We previewed some of our 3D generation capabilities in our CommonSim-1 preview blog post. We are now making our images-to-3D generation capabilities widely available through front-end apps, and will also be offering APIs shortly after for even greater accessibility. This should enable creators and developers to rapidly populate 3D worlds for AI training, games and content.
Our iOS app and web app make it easy for anyone to convert images to NeRFs (neural radiance fields) and textured meshes. These assets can be blended and dropped into existing simulation engines. We will be releasing a set of plugins and open-source code to make it easy to integrate the NeRF asset types into existing simulation and content creation workflows.
As we gather more user feedback and scale up our cloud resources, we will keep inviting new people from the waitlist. A set of gallery assets and the web portal can be viewed here.
Contrary to existing 3D scanning and modeling software, our product is aimed at creating realistic and whole object models. This is essential for any serious gaming, AI training or content workflow beyond visualization. This often requires capturing objects from all sides, breaking several assumptions in classical structure from motion and NeRF pipelines. In order to do this, we support three capture protocols to cover different modeling scenarios:
The detailed instructions can be viewed here (capture and generate). A summary for capturing is described below:
For capturing static objects, users can walk around the object (left video) to cover the half hemisphere as much as possible. If the user captures using the iOS app, there is an option to place a 3D bounding box to indicate the region of interest. In all other cases on iOS or the web app, we deployed an interactive video segmentation model to let users quickly isolate the object of interest from all occluders — this enables an extremely flexible workflow to handle rigid objects that are under occlusion or motion.
The second protocol (middle video) lets the users walk around the object similar to the static protocol but flip it before repeating this process. This enables capturing all sides of the object, including extremely thin objects like a playing card which is very difficult otherwise.
The last protocol (right video) lets the users manipulate objects in their hands. Our video segmenter automatically isolates human hands. We will also shortly be updating the segmenter to automatically isolate the foreground object. For now, the user has to place a few points of interest on the image frame(s) and then the rest is automated.
All asset types including segmentation masks, standardized NeRF formats and textured meshes can be downloaded from the UI by clicking on an object session.

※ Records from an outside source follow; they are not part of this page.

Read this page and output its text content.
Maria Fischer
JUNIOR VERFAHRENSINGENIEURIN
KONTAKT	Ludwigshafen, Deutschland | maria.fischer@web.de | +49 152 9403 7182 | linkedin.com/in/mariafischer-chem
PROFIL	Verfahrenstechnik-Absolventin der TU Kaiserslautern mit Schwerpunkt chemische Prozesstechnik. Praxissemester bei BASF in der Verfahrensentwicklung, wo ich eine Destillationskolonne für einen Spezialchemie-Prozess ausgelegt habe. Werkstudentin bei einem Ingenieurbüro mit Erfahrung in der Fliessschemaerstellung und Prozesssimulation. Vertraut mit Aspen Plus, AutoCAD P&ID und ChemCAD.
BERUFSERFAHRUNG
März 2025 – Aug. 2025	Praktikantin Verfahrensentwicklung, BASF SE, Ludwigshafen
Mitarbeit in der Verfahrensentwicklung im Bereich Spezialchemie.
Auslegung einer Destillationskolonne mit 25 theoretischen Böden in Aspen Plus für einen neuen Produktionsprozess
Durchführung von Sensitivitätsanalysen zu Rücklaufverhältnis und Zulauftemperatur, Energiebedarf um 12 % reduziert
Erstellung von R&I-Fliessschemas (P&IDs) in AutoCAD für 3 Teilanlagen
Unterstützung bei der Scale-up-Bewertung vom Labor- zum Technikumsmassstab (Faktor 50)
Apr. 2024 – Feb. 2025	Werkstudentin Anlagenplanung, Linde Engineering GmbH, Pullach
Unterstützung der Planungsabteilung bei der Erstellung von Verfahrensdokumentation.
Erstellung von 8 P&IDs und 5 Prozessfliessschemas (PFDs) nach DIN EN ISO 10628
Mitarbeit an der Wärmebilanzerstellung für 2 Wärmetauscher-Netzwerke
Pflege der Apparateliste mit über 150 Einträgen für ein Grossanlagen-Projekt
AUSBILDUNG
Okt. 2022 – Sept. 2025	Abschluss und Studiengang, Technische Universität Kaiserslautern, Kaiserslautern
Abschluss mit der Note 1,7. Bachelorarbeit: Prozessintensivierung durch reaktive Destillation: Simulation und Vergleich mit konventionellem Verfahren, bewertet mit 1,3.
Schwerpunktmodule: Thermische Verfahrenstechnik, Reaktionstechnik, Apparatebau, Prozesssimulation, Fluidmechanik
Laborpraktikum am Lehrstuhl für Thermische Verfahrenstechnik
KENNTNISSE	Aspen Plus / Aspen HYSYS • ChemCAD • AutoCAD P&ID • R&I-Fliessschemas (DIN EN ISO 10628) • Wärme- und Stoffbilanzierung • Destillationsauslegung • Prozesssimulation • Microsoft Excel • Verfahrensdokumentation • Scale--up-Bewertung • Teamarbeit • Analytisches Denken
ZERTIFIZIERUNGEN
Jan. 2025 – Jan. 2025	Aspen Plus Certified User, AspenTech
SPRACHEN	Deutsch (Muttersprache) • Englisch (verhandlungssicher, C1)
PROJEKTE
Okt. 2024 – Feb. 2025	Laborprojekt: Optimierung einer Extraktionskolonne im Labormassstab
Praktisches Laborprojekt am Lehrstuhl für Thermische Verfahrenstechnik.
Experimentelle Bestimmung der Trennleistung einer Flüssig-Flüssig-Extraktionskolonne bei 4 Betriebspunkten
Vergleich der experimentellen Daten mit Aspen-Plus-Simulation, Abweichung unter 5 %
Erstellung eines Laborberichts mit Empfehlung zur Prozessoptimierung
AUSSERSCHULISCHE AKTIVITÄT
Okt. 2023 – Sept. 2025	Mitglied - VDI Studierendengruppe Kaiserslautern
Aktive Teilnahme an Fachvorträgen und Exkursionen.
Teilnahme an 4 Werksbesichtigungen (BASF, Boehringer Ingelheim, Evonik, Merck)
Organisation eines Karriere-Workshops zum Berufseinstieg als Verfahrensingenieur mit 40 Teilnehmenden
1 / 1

Textured meshes can be imported into off-the-shelf game and rendering engines. Currently the NeRF formats are restricted to be loaded in Omniverse or Blender (instructions and github repo coming).
Comparisons to Apple Object Capture and Photogrammetry
We support two different NeRF variants — a fast NeRF and HDNeRF. HDNeRF takes a longer time to converge but often yields higher resolution and smoother geometry for manufactured objects. We combined this approach with a machine learning driven texturing pipeline to generate high resolution meshes with UV unwrapped texture maps. This approach provides the best of both worlds — leveraging NeRFs to model photometric details, precise geometry and a texturing pipeline which is robust to errors due to noise in camera/geometry estimation. We observed that in many cases where HDNeRF works well, it far exceeds the level of geometric realism.